|Cassie Scerbo is Lauren on ABC Family’s “Make It or Break It.’’ (Isabella Vosmikova/Abc Family)|
Teen gymnast series off to uneven start
For a TV show directed at teens, there is much potential in the taut world of competitive gymnastics. It’s like high school on steroids: scantily clad girls backstabbing each other at every turn, boys in spandex lusting after them, dictatorial parents and coaches barking on the sidelines. And after the impish Shawn Johnson and leggy Nastia Liukin vaulted themselves into the collective heart of America’s youth, competitive gymnastics became an inevitable target for teen TV. But ABC Family’s new series “Make It or Break It,’’ which premieres tonight at 9, misses the mark. Despite its fancy flips and dizzy floor routines, “Make It’’ is unconvincing as a portal into this subculture and numbingly hollow as a commentary on teenage life.
The premiere begins when neophyte Emily Kmetko (Chelsea Hobbs) arrives at The Rock, a top-tier gymnastics training center in Colorado, and rattles the established lineup. “We always go 1-2-3,’’ Lauren Tanner (Cassie Scerbo) says tartly to Payson Keeler (Ayla Kell) and Kaylie Cruz (Josie Loren), fellow golden girls of the gym, just before Emily tumbles by and the girls look on in horror.

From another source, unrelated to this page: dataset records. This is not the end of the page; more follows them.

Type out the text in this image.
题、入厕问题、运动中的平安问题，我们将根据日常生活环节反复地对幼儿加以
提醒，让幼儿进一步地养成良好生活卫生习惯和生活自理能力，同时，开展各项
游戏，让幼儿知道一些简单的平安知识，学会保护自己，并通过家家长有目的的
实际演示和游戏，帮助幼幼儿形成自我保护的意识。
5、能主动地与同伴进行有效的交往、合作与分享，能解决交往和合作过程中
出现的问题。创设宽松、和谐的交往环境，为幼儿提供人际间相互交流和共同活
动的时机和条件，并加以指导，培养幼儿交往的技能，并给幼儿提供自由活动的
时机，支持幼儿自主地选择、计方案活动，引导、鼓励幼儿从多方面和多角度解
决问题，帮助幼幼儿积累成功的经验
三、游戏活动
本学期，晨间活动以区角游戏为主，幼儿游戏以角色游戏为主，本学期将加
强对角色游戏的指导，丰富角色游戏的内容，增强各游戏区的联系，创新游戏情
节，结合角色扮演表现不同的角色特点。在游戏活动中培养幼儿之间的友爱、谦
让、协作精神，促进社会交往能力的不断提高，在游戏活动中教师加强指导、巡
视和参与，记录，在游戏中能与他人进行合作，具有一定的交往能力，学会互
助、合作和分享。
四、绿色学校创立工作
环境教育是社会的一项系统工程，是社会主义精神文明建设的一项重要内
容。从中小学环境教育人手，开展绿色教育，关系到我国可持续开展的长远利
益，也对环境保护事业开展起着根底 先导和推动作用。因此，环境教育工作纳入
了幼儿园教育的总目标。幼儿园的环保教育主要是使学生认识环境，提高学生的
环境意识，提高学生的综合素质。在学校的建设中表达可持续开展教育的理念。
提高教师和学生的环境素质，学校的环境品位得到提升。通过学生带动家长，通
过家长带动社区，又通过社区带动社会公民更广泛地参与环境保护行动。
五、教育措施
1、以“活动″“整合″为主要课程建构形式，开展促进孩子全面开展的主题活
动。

Emily, we learn, is a scholarship kid straight from the YMCA, which is why her mother (Susan Ward) drives a rickety station wagon and sports caked-on eye shadow and acrylic nails. (“Is that hooker her mother?’’ Lauren says at one point.) But all the girls, of course, have their own shtick. Fiendishly competitive Lauren is the token mean girl. Sweet, chirpy Kaylie is trysting with sinewy heartthrob Carter Anderson (Zachary Burr Abel) despite the coach’s staunch “no boys allowed’’ policy. And top gymnast Payson, generally a sturdy, sane presence, is so focused on the sport that her mother worries that she’s not having any fun.
Meanwhile, the parents, most notably Kim Keeler (Peri Gilpin), Payson’s refreshingly grounded mom, and Steve Tanner (Anthony Starke), Lauren’s scheming father, rally around them. Candace Cameron Bure, D.J. Tanner from “Full House,’’ makes an appearance as Steve’s secretary and girlfriend. Hobbs is likable as Emily, if improbably tall and gangly for an aspiring Olympic gymnast. And it is impressive that these cute young actresses also manage to bend their feet backward to touch their heads and laze around with their legs in 180-degree splits.
Although ABC Family doesn’t claim to be a stickler for accuracy, it’s worth mentioning that all the impeccably stuck landings and musings about Olympic glory feel laughably farfetched. And the script is so peppered with clunky “teen’’ lingo that it sounds like it was written by some fusty dad trying to be cool. “I don’t mean to get up in your Kool-Aid, but watch your butt. Marty will wig if he catches you two,’’ Lauren tells Kaylie.
At its best, ABC Family produces shows with an undercurrent of something deeper: perhaps brooding teen insecurities, or at least observational wit. But “Make It or Break It’’ is pure performance - all spectacle and no subtext. Lauren is such an inconceivable monster to Emily that one almost wants to keep watching the show just to see how it will humanize her. When the music swells and the slow motion begins, we always know what to expect, whether it’s a perfect dismount or a tragic gaffe.
The somersaults and airy leaps are mesmerizing at first. But in the end, “Make It or Break It’’ falls flat.